Na ocasião da reportagem, em janeiro de 2012, Pistorius morava com um engenheiro lutador de MMA e tinha rompido um relacionamento com uma namorada. Mas, segundo a matéria, uma outra jovem já estava preparada para substitui-la. Durante o jantar, o sul-africano contou a Sokolove que, certa vez, o alarme de segurança da casa havia disparado numa noite. O atleta, então, pegara sua arma e fora averiguar. Não viu nada.


A curiosidade do repórter falou mais alto e ele quis saber mais detalhes sobre o tipo de arma. Ao tomar conhecimento que Sokolove numa tivera uma arma de fogo, Pistorius o levou para um estande de tiro. No local, o sul-africano instruiu o jornalista sobre a melhor técnica para atirar com a pistola nove milímetros. Sokolove elogiou o "treinador" pois alguns de seus tiros chegaram perto do centro do alvo. Encantado, Pistorius afirmou que, com mais treino, o repórter poderia se tornar bastante letal. Perguntado sobre a frequência com que ia ao estande de tiro, o atleta disse: "Só quando não consigo dormir".


Mas Pistorius também consegue ser uma pessoa centrada. E não só dentro das pistas. Na Cidade do Cabo, na África do Sul, trabalha com a ONG Beyond Sport ajudando crianças carentes. Em episódio relatado por Sokolove, o sul-africano relatou que, certa vez, retirou a televisão do quarto para não ficar acordado até de madrugada assistindo a vários filmes. Também programou seu telefone para não receber mensagens á noite. Porém, passou a ler até de madrugada.

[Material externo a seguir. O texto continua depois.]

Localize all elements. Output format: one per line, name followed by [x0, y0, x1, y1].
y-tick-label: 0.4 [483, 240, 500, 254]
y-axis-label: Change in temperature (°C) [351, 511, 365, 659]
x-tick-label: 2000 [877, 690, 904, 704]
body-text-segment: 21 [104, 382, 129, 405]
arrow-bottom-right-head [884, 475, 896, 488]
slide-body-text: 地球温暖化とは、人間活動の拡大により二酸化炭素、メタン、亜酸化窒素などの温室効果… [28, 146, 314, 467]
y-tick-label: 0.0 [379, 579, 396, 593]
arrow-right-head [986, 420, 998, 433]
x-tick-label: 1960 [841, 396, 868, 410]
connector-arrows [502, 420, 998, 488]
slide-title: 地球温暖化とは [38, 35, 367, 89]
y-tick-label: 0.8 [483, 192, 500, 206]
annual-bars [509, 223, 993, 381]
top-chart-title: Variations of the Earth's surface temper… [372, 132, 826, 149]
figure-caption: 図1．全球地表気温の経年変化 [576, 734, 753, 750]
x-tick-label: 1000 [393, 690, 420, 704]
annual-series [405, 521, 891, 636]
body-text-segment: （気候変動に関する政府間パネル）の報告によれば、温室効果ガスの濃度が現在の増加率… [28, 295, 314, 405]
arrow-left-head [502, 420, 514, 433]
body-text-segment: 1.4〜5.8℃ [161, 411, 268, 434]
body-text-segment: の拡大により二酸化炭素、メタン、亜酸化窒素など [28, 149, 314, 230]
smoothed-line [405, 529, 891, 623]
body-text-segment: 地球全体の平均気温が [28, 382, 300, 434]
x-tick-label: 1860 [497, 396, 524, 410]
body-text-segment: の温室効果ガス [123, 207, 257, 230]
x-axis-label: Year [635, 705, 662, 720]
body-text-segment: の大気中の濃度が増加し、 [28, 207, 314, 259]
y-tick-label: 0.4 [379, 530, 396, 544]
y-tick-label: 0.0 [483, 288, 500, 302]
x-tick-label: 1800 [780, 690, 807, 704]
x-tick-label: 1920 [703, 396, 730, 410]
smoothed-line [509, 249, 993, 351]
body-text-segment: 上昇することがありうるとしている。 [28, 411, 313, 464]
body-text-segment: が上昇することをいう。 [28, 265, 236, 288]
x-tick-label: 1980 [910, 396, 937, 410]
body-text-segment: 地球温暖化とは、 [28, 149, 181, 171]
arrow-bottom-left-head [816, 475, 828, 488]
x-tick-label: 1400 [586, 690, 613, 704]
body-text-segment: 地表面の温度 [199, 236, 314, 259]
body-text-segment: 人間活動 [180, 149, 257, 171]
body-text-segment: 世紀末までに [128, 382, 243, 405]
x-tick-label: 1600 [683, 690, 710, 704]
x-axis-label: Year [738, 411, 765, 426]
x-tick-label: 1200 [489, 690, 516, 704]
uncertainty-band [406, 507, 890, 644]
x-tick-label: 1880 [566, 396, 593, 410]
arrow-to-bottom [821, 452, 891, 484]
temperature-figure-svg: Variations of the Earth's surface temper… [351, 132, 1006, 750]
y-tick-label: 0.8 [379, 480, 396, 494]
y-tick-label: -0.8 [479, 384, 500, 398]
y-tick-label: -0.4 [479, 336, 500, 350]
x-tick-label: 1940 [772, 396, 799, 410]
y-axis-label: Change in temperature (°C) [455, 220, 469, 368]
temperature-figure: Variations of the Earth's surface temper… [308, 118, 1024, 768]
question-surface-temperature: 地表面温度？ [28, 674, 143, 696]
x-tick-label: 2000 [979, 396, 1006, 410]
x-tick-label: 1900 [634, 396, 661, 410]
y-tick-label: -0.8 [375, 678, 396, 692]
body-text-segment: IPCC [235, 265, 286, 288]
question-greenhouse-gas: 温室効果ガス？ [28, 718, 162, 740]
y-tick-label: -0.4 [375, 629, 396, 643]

No ombro esquerdo, Pistorius tem uma tatuagem com versículo da Bíblia, da Primeira Epístola aos Coríntios, feita em Nova York, nos EUA. Na ocasião, não conseguia dormir, deixou o hotel no Soho, entrou num estúdio de tatuagem de um porto-riquenho e mandou escrever o trecho, que diz: "corro, mas não sem rumo certo".